08 June 2015 | Analysis | By BioSpectrum Bureau
Zebrafish can bring breakthrough in DNA sequencing'
Zebrafish use has spread quickly in genomic research labs
Singapore: Zebrafish is a relatively new method of targeting specific DNA sequences that could dramatically accelerate the discovery of gene function and the identification of disease genes in humans, according to scientists at the National Human Genome Research Institute (NHGRI), part of the National Institutes of Health.
NHGRI scientists are homing in on specific genes in zebrafish to help them better understand the function of genes in people.
In a study posted online on June 5, 2015, and to be published in the July 2015 issue of Genome Research, the researchers reported that the gene-editing technology known as CRISPR/Cas9 is six times more effective than other techniques at homing in on target genes and inserting or deleting specific sequences. The study also demonstrated that the CRISPR/Cas9 method can be used in a "multiplexed" fashion, that is, targeting and mutating multiple genes at the same time to determine their functions.
"It was shown about a year ago that CRISPR can knock out a gene quickly," said Dr Shawn Burgess, a senior investigator with NHGRI's Translational and Functional Genomics Branch and head of the Developmental Genomics Section. "What we have done is to establish an entire pipeline for knocking out many genes and testing their function quickly in a vertebrate model." Researchers often try to determine the role of a gene by knocking it out, turning it off or removing it, and watching the potential effects on an organism lacking it.
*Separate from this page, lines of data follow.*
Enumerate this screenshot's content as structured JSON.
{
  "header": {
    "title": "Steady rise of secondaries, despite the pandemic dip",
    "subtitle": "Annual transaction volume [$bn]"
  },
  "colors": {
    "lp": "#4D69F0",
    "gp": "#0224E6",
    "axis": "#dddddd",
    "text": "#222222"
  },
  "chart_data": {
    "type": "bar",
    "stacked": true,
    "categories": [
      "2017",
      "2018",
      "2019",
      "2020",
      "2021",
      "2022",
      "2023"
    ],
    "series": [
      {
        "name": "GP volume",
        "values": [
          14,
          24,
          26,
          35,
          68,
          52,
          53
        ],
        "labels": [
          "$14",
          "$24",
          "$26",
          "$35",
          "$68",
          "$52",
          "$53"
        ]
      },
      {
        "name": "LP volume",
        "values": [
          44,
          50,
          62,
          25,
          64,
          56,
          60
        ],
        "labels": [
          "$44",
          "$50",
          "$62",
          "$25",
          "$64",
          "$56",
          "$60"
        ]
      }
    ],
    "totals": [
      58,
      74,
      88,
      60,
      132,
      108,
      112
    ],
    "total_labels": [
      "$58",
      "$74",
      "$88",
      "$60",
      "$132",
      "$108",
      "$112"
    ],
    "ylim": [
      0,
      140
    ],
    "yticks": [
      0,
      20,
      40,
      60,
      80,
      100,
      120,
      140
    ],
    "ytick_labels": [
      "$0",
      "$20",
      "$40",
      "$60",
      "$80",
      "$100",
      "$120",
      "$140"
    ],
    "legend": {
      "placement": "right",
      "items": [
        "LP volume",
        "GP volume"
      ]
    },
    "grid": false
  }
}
"The study of zebrafish has already led to advances in our understanding of cancer and other human diseases," said Dr Eric Green, director, NHGRI. "We anticipate that the techniques developed by NHGRI researchers will accelerate understanding the biological function of specific genes and the role they play in human genetic diseases."
The CRISPR/Cas9 method of gene editing is one of the two essential components in the NHGRI team's high-throughput method. Modeled on a defense mechanism evolved by bacteria against viruses, CRISPR/Cas9 activity was first described in 2012. Since then, its use has spread quickly in genomic research labs in the United States and abroad.